More than anything else, Israel needs enlightenment. Despite its many technical and industrial successes, the so-called Jewish State has yet to emerge from an entirely self-imposed blindness. Of what use is so much light of reason if there are no eyes, or if those with eyes resolutely keep them shut? The French philosophes liked to speak of a siecle des lumieres, a century of light, but Israel in the twenty-first century remains mired in the bruising darkness, captivated only by shadows of what is important. What is important? First, Israel must learn to recognize that it can disappear. Such learning, in turn, will require that Israel begin to feel, palpably, the pain of its possible disappearance. Presently, Israel is generally unaware that it is on a dreadful journey to the end of misfortune; that the consequences of its misnamed "Peace Process" are apt to be genuinely existential.

Second, Israel must recognize that things are as they are. The Arab world will always despise Israel, at least for the forseeable decades. It follows that Israel must now reconcile itself to the persistent absence of peace and to the corollary persistence of war. It must now prepare to conduct war against shifting coalitions of Arab and Islamic states, and to defeat such coalitions. Strategically and tactically, this means an obligation to fight offensively; to structure its Order of Battle accordingly; and to resist dependence on inherently problematic systems of "multi-layered" defense. It also means having the political courage to carry out, as needed, appropriate preemptions.

Third, Israel must decide, soon, if it wishes to become a truly Jewish State, or whether it wishes to remain merely a State of the Jews. Now the Jewish character of the State of Israel is withered and well-hidden, an ironic debility that should call into question the very reason for maintaining statehood. Israel has abandoned itself to the instant, to cathartic crises and ecstasies that make it, alarmingly, like all other states. Largely devoid of Jewish meaning and Jewish faith, it carries forward without any real conviction, like a worm in the fruit, content to "fit in" the cruel and vulgar world, utterly without distinction. Not surprisingly, rejecting the very lifeblood of its own particular Jewish identity, Israel exudes a kaleidoscope of shame, abjection and spiritual degradation. In the end, this characterless presence in the world will create a condition of indefensibility for which no anti-tactical ballistic missile could ever compensate.

Israel's reality must be a synthesis of dynamic opposites. Truth and falsehood are always in a reciprocal relationship with one another. Each engenders its own dynamic contradiction.

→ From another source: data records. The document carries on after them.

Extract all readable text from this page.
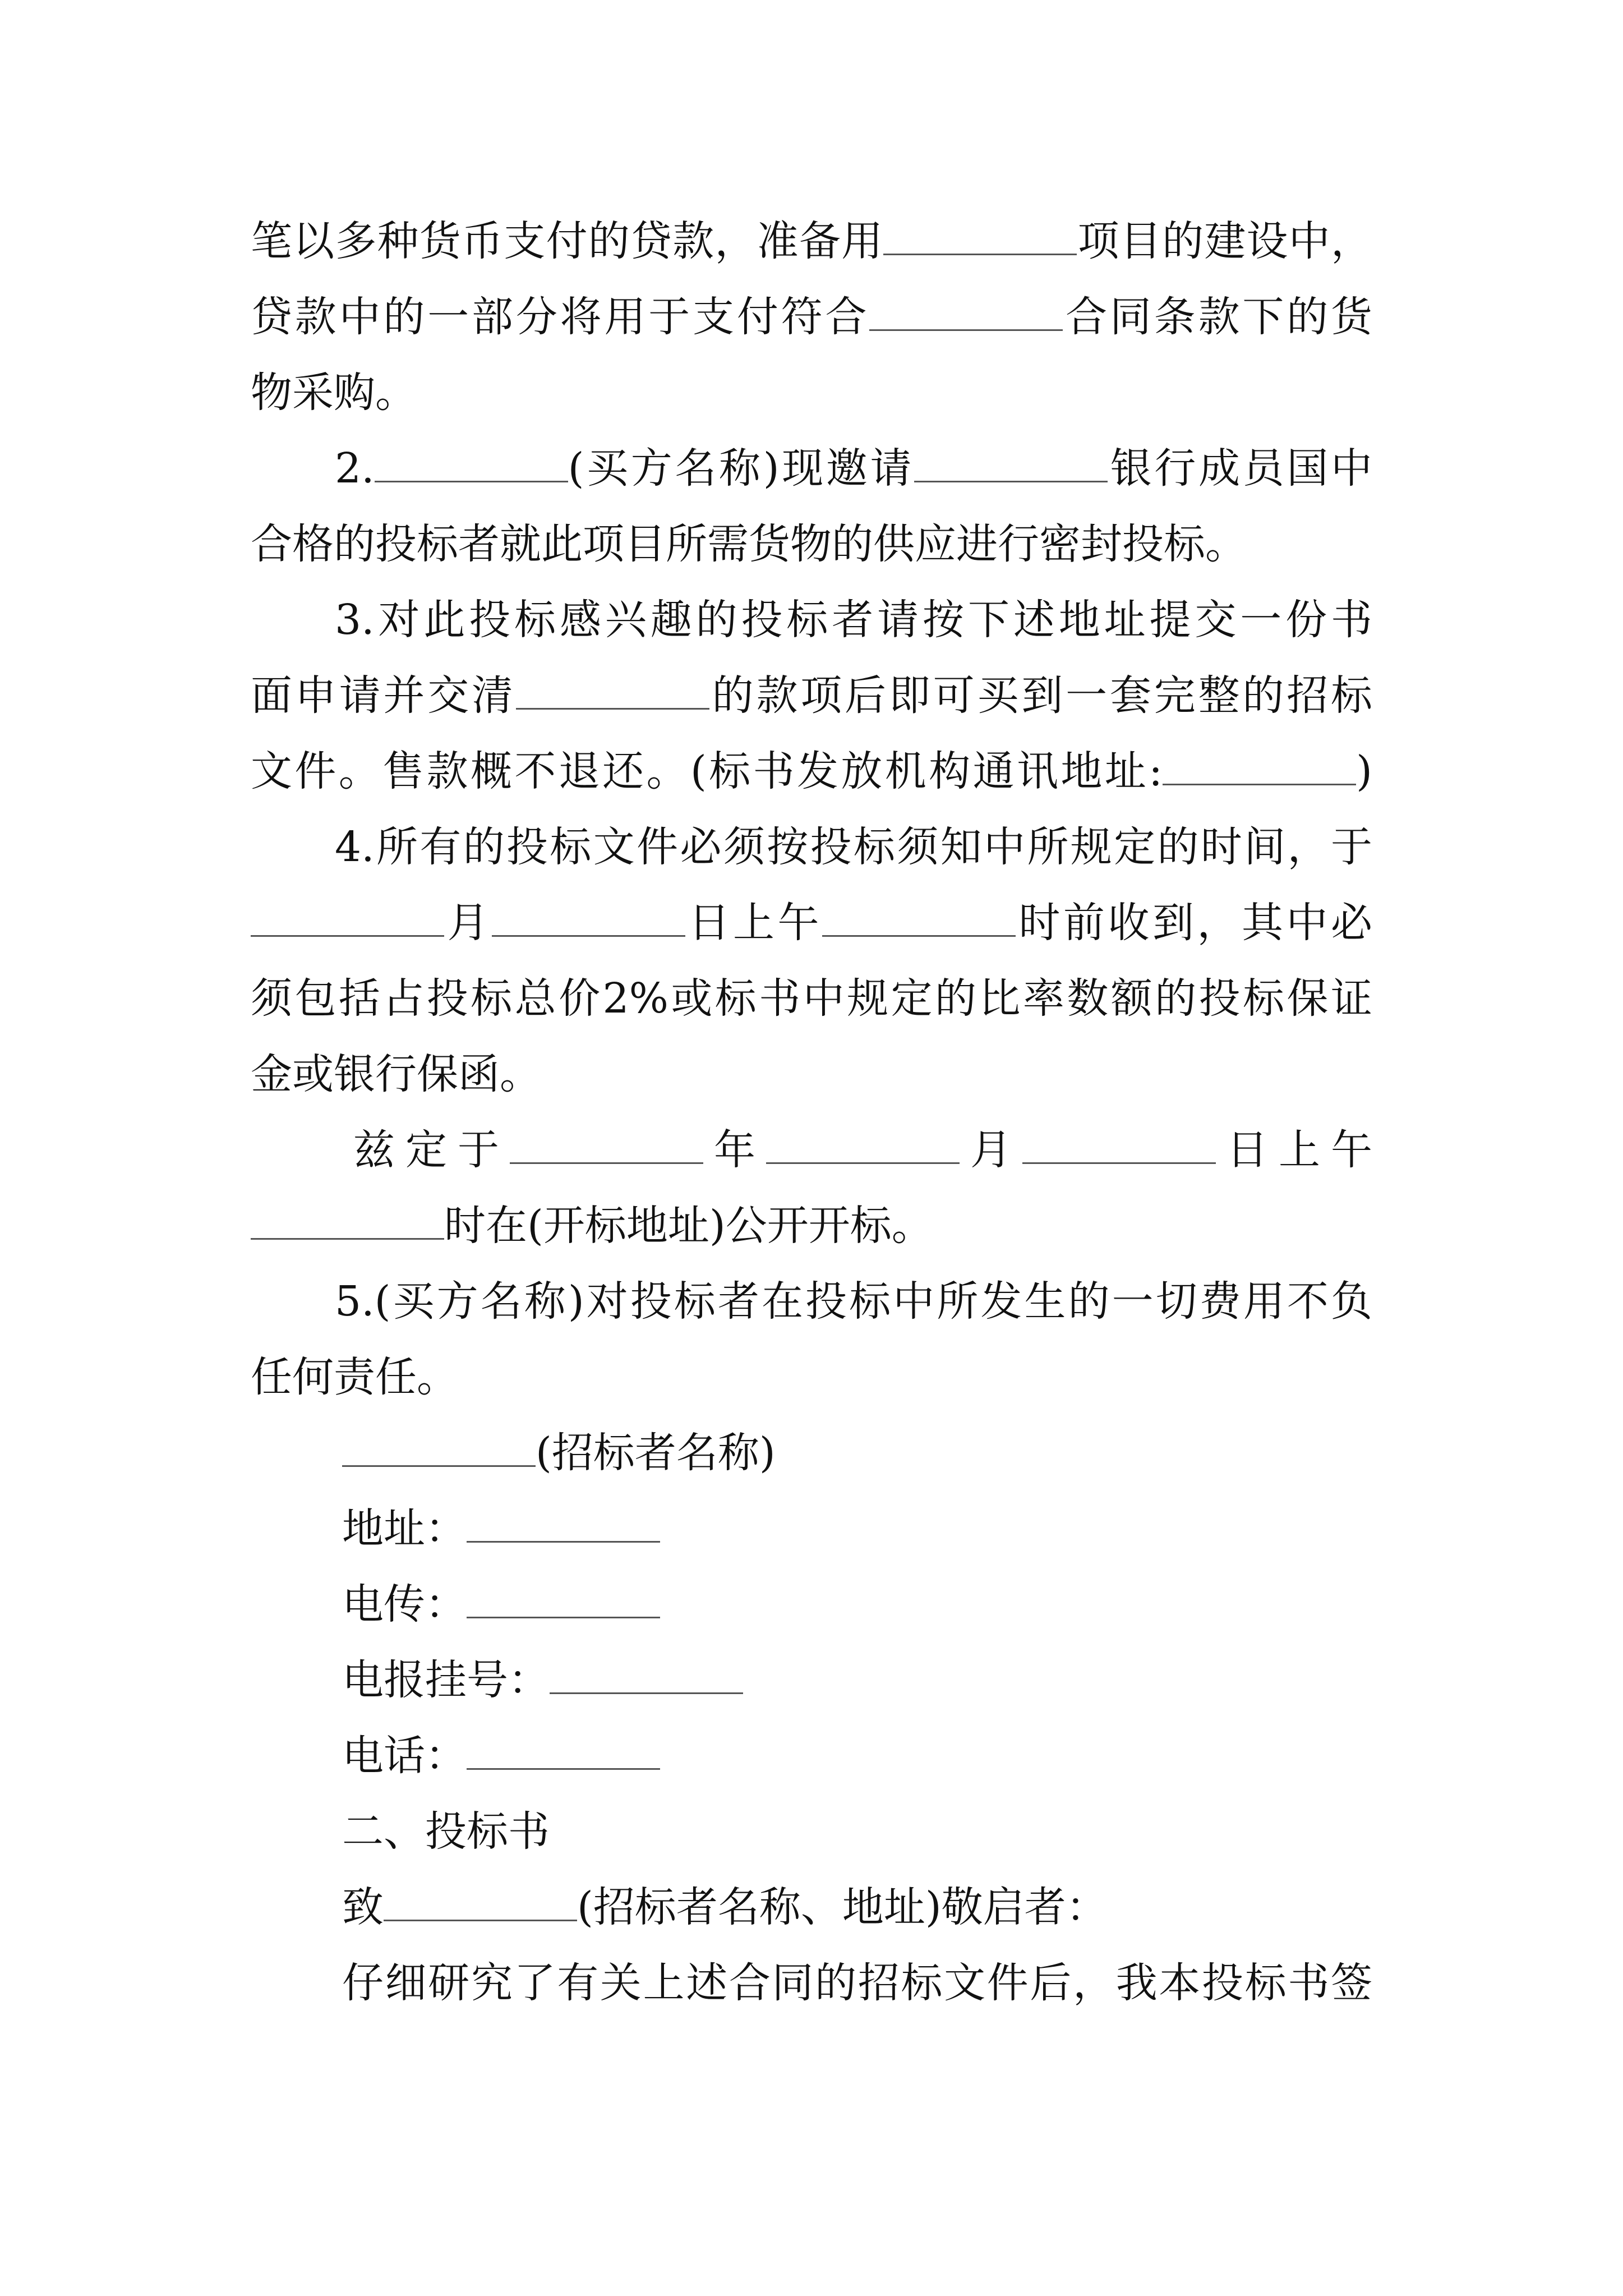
笔以多种货币支付的贷款，准备用	项目的建设中，
贷款中的一部分将用于支付符合	合同条款下的货
物采购。
2.	(买方名称)现邀请	银行成员国中
合格的投标者就此项目所需货物的供应进行密封投标。
3.对此投标感兴趣的投标者请按下述地址提交一份书
面申请并交清	的款项后即可买到一套完整的招标
文件。售款概不退还。(标书发放机构通讯地址:	)
4.所有的投标文件必须按投标须知中所规定的时间，于
月	日上午	时前收到，其中必
须包括占投标总价2%或标书中规定的比率数额的投标保证
金或银行保函。
兹定于	年	月	日上午
时在(开标地址)公开开标。
5.(买方名称)对投标者在投标中所发生的一切费用不负
任何责任。
(招标者名称)
地址：
电传：
电报挂号：
电话：
二、投标书
致	(招标者名称、地址)敬启者：
仔细研究了有关上述合同的招标文件后，我本投标书签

To be a distinctively Jewish State may, world-historically, be insignificant; indeed, it may be absolutely nothing, infinitely nothing. And yet, yet, this is the only true and ultimate significance of Israel, so much so as to make every other significance an illusion. Israel is the state in which there still dawns the possibility of a thoroughly unique consciousness; that a nation's struggle with its intimate and individual destiny is never merely a matter of politics, but rather an absolute and sacred task.

Things are as they are. Should Israel fail to address these three interrelated imperatives, it will be punished far in excess of its expectations. Should it continue to surrender, bit by bit, to fawn slavishly, disgustingly, upon its own doom, sending generations of young soldiers to die for no reason, for no reason at all, its many enemies will shortly feast greedily upon the rotting carcass of the self-defeated State of the Jews.

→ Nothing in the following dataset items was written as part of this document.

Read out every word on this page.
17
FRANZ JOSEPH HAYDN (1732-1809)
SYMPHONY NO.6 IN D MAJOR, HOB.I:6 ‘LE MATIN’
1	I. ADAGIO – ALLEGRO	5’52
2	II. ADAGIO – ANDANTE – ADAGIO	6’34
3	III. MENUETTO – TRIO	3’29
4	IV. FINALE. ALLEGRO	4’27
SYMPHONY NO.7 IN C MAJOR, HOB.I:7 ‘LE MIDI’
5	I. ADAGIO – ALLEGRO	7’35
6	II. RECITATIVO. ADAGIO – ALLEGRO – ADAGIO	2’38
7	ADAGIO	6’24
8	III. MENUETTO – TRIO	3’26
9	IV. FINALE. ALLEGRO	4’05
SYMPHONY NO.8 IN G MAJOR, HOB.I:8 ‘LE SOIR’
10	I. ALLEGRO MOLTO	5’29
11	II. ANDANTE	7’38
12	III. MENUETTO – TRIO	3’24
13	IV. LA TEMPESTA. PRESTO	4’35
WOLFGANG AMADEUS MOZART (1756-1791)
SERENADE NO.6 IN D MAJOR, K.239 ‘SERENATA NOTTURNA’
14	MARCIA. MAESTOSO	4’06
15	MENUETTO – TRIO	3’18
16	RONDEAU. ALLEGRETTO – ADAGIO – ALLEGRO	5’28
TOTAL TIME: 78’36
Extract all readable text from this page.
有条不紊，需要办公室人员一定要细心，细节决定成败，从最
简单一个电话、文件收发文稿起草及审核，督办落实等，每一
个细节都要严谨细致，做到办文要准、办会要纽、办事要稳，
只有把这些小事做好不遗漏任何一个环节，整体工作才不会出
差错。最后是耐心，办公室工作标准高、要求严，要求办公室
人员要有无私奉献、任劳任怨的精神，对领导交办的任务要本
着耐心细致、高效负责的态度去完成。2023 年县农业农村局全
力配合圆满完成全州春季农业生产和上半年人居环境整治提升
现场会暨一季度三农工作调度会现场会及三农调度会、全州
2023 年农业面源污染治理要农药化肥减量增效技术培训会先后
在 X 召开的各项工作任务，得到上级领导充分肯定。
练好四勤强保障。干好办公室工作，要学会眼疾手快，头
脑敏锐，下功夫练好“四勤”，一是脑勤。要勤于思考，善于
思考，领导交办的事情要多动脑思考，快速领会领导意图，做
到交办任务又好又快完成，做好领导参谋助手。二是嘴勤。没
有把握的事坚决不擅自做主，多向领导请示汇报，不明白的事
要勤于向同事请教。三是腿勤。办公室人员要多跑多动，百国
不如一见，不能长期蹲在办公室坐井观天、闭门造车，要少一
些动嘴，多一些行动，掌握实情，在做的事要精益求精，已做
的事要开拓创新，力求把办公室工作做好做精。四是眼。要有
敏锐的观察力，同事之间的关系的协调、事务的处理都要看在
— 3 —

Tragic drama instructs us that the spheres of reason, order and justice are painfully limited, and that no progress in science or technology can ever compensate for the "otherness" of the world. For Israel, the time has now come to escape determinedly from the primeval forest of evasion and to acknowledge, fully, that enlightenment has both intellectual and spiritual dimensions. Only then can it "Dare to know," to endure, and to endure with dignity and meaning.